There are enough do’s and don’ts of pregnancy floating around to make your head spin – and as a surrogate mother, you’re likely even more conscious of every move you make. It’s understandable, of course; you want to take the best possible care of the baby and yourself during this crucial time.
Here are 6 of the top tips for a healthy surrogate pregnancy with more joy and less stress.
You were likely taking a prenatal vitamin in preparation for pregnancy, but if not, you’ll want to start right away. The first trimester is an especially crucial time of rapid development - it’s important to be sure the baby is getting the required nutrients that can be obtained through food but may be more reliably sourced via prenatal vitamin (Liver and leafy greens might not be appetizing during this time!).
Talk to your care provider about any other supplements that you may need throughout the pregnancy – anything from vitamin D to baby aspirin might be recommended depending on your individual needs and medical history. Confirm guidelines about any other over-the-counter medication that is safe to take as well.
Yes, it’s important to prioritize nutrition and optimize healthy food as much as possible, but it’s equally important to minimize stress. While there are a few foods that should be avoided during pregnancy – namely raw or unpasteurized items due to increased risk of Listeria, E. Coli and other harmful bacteria infecting you or the baby – it’s okay to enjoy what you eat while pregnant. Talk to your doctor about any individualized needs, but overall just strive for balance.

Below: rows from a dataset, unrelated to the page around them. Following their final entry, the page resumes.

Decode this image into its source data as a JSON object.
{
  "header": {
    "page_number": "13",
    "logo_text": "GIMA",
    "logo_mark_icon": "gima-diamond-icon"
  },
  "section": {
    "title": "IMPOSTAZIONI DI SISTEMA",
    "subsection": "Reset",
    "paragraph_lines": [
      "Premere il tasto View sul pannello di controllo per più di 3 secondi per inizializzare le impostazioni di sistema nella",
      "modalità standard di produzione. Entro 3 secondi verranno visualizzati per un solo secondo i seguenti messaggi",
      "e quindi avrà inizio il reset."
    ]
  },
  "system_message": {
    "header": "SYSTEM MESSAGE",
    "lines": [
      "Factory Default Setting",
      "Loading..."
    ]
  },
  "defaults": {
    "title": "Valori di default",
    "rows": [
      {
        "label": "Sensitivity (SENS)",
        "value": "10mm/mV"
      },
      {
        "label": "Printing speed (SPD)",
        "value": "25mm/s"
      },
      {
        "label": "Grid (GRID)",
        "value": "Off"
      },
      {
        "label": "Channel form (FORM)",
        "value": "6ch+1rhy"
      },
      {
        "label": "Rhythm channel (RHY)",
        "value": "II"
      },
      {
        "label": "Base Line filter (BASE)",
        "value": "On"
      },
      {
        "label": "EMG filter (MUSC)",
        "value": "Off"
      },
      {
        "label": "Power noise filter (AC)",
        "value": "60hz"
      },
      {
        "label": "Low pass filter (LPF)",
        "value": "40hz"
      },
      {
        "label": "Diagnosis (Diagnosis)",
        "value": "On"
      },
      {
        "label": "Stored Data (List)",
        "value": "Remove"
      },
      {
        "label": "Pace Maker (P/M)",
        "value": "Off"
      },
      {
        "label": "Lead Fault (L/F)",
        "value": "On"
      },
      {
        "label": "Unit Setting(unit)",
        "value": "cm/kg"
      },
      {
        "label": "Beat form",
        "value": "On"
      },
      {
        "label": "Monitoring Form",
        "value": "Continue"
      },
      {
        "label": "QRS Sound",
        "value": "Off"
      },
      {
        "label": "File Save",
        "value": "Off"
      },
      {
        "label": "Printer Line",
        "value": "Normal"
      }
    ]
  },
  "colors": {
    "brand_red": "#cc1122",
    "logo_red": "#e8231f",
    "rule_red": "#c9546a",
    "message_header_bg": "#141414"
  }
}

Have an honest conversation with your medical provider about your regular activities, from exercise to chasing after your kids to how often you’re sitting or standing on the job. You may need to make adjustments throughout to keep both you and the baby safe and to prevent injuries. Something as simple as how to sit during pregnancy can change as your center of gravity shifts, so be sure to sit and stand with your shoulders and back as relaxed as possible, with weight evenly distributed. Use back support, such as a lumbar pillow, to help with lower back pain whenever possible.
How you bend during pregnancy is also something to consider – you’ll need to avoid heavy lifting, and when you do have to pick something up, bend at your knees and hips, not forward at the waist.
It goes through a lot of changes during this 40-week period, and what feels good one week may not work as well the next. However, it is likely safe and even encouraged to continue your pre-pregnancy movement. Staying active often results in a smoother overall pregnancy, delivery and recovery.
Confirm with your doctor and then respond to your body’s needs. Anything from exercise to sex during pregnancy can easily be fair game.
Sometimes what your body needs is sleep, and that should be honored, too. Give yourself opportunities to slow down – don’t be afraid to ask for support! And when you are resting, be sure you know how to sleep during pregnancy, too – on your left side is best so that blood and nutrients can more easily reach the baby. You may find that you sleep more comfortably with a pillow between your knees, too.
Ultimately, all of the precaution you’re taking during these months is for one major reason – a healthy baby for a family that might not otherwise have this chance. Remember what an incredible gift it is, and that you have support every step of the way.